この「ミルクの道(Milky way)」が、みなさんが観ている「天の川」になったんだって。「ミルクの道」の「ミルク」の正体、それは「全能神ゼウスの正妻ヘラの母乳」。
「子ども産んでいないヘラが、なんで母乳出るんだ!!」ってツッコミどころはあるんだけど、それ言っちゃ、ギリシャ神話が崩れちゃう!?
天の川の正体
「ミルクの道」と呼ばれる、天の川。
その存在を知らずに見ると、薄雲かなーって思ってしまうほど、薄くぼんやりと光る「白い道」。その薄く光る「白い道」の正体、それは、な、な、なんと無数の星の集まりー!!
地球は太陽を中心とする太陽系に属してます。その太陽系は「天の川銀河」という銀河に属していて、その銀河の端っこの方にあるんだって。(いったいどうやって観測したんだろ!?)
天の川銀河を真上から見ると、太陽系は上の写真の、白丸の位置あたり。そんな場所に位置しているので、天の川銀河の端っこに位置する地球から星がたくさんある銀河の中心方向(いて座A*の方向)を観ると、天の川銀河の星々が白い雲のような見え方で見えるんだって。
それが、地球から観た「天の川」
そう、天の川は、地球から数千億個の星が集まってできた一つの星の集まり(=銀河の中心)を観たものなんです。天の川の星々は、普段見ている星と比べて距離が桁違いで遠すぎるのでめっちゃ小さい「点」が集まった感じで目は感じるので、雲っぽく見えます。
織姫星と彦星の物語
天の川といえば、七夕を連想する人も多いのではないでしょうか。願い事を笹に飾る行事として知られる、七夕。
ここでは、ちょっと織姫星と彦星のお話をご紹介。
“昔々、天の川の東に、織物を織るのがとても上手な織女(織姫)がいました。

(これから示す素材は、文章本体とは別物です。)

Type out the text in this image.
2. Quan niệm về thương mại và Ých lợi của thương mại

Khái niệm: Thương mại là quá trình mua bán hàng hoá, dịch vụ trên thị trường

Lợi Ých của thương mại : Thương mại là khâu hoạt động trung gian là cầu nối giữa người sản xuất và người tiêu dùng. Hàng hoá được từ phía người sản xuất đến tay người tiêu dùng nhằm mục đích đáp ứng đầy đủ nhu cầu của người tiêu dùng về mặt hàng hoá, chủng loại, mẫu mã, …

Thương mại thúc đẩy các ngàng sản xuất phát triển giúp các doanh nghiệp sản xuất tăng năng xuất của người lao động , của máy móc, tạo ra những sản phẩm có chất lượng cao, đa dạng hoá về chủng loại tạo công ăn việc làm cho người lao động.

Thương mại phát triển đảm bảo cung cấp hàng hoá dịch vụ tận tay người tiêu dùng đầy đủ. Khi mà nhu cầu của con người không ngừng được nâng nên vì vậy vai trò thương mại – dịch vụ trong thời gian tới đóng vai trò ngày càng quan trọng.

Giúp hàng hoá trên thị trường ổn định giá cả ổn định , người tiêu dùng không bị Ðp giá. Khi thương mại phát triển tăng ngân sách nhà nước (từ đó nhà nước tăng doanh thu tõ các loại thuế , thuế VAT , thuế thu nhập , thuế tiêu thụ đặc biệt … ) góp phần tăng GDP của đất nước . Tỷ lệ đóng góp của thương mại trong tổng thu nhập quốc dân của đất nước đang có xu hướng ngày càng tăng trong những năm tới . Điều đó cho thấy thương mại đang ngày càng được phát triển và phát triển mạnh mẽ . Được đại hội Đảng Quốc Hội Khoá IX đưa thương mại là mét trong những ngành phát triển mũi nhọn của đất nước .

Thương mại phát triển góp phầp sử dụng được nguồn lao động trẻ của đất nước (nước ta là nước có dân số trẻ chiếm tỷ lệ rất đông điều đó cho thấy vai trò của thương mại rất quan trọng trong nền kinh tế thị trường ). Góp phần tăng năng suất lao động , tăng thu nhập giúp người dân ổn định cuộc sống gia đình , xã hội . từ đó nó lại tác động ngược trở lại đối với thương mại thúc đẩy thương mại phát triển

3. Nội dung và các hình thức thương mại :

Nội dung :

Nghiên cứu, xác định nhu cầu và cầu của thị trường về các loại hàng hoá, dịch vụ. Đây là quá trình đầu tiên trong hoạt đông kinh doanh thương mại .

しかし織姫は年頃になって化粧もせず遊びにも行かず織物ばかりを織り続けるので、織姫の父である天帝は不憫に思い、婿探しを始めます。
古代中国の七夕節
一方その頃、天の川の西には真面目に働く牛飼いの青年、牽牛(彦星)がいました。天帝は彦星の噂を聞きつけ、「娘(織姫)とぜひ結婚してくれ」と願い出ました。彦星はその話を有り難く引き受け、2人は結婚することになったのです。
ところが、織姫と彦星は結婚後、ますます互いに惹かれ合う様になりました。織物に勤しむしか知らない織姫、牛追いしか知らない彦星と、これまで全く恋愛とは無縁だった2人。

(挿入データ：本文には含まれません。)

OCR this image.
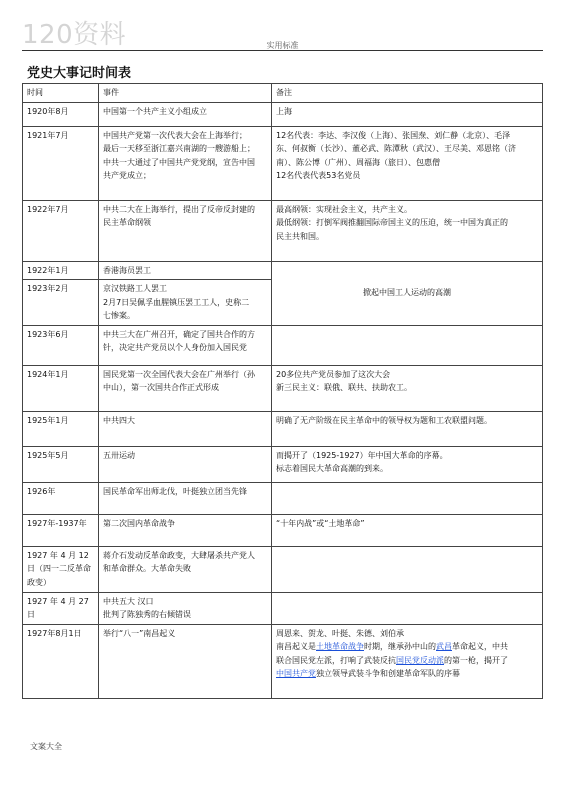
120资料	实用标准
党史大事记时间表
时间	事件	备注
1920年8月	中国第一个共产主义小组成立	上海

1921年7月	中国共产党第一次代表大会在上海举行；
最后一天移至浙江嘉兴南湖的一艘游船上；
中共一大通过了中国共产党党纲，宣告中国
共产党成立；	12名代表：李达、李汉俊（上海）、张国焘、刘仁静（北京）、毛泽
东、何叔衡（长沙）、董必武、陈潭秋（武汉）、王尽美、邓恩铭（济
南）、陈公博（广州）、周福海（旅日）、包惠僧
12名代表代表53名党员

1922年7月	中共二大在上海举行，提出了反帝反封建的
民主革命纲领	最高纲领：实现社会主义，共产主义。
最低纲领：打倒军阀推翻国际帝国主义的压迫，统一中国为真正的
民主共和国。

1922年1月	香港海员罢工	掀起中国工人运动的高潮
1923年2月	京汉铁路工人罢工
2月7日吴佩孚血腥镇压罢工工人，史称二
七惨案。	

1923年6月	中共三大在广州召开，确定了国共合作的方
针，决定共产党员以个人身份加入国民党	

1924年1月	国民党第一次全国代表大会在广州举行（孙
中山），第一次国共合作正式形成	20多位共产党员参加了这次大会
新三民主义：联俄、联共、扶助农工。

1925年1月	中共四大	明确了无产阶级在民主革命中的领导权为题和工农联盟问题。

1925年5月	五卅运动	而揭开了（1925-1927）年中国大革命的序幕。
标志着国民大革命高潮的到来。

1926年	国民革命军出师北伐，叶挺独立团当先锋	

1927年-1937年	第二次国内革命战争	“十年内战”或“土地革命”

1927 年 4 月 12 日（四一二反革命政变）	蒋介石发动反革命政变，大肆屠杀共产党人
和革命群众。大革命失败	

1927 年 4 月 27 日	中共五大 汉口
批判了陈独秀的右倾错误	

1927年8月1日	举行“八一”南昌起义	周恩来、贺龙、叶挺、朱德、刘伯承
南昌起义是土地革命战争时期，继承孙中山的武昌革命起义，中共
联合国民党左派，打响了武装反抗国民党反动派的第一枪，揭开了
中国共产党独立领导武装斗争和创建革命军队的序幕
文案大全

結婚後の織姫と彦星は働くのも忘れ、天の川のほとりで毎日おしゃべりに明け暮れる様になってしまったのです。天帝が働くように言っても全く聞く耳を持たず、お互いしか目に映らなくなってしまった織姫と彦星。この堕落ぶりが、天帝の逆鱗に触れてしまいます。
すっかり働かなくなった織姫(織女)と彦星(牽牛)に怒った天帝は、彦星を天の川の西側に引き戻してしまいました。彦星と会えなくなったことで悲しみに暮れ、泣き続けるばかりの織姫。もはや元の様に機を織る気力すらありません。あまりに不憫に思ったのと、これでは本末転倒ということで、天帝はある条件を2人に出しました。
「織姫と彦星が、結婚する前の様に一生懸命働くこと。」こうして本来の勤勉さを取り戻した織姫と彦星は、7月7日の七夕の日、年に1回だけ会うことが許されたのです。”
これが、織姫と彦星の話の真実。
2人は怠け者になってしまったので、別れさせられてしまったみたい。そして、天帝との約束を守ることを条件に、年1回会えるようになったんだって。知らなかった。
ここにも色々不思議なことがあって、彦星(わし座のアルタイル)と織姫星(こと座のベガ)は、その距離・15 – 16光年。いったいどうやって1年に1回会うんだろ。ワープ?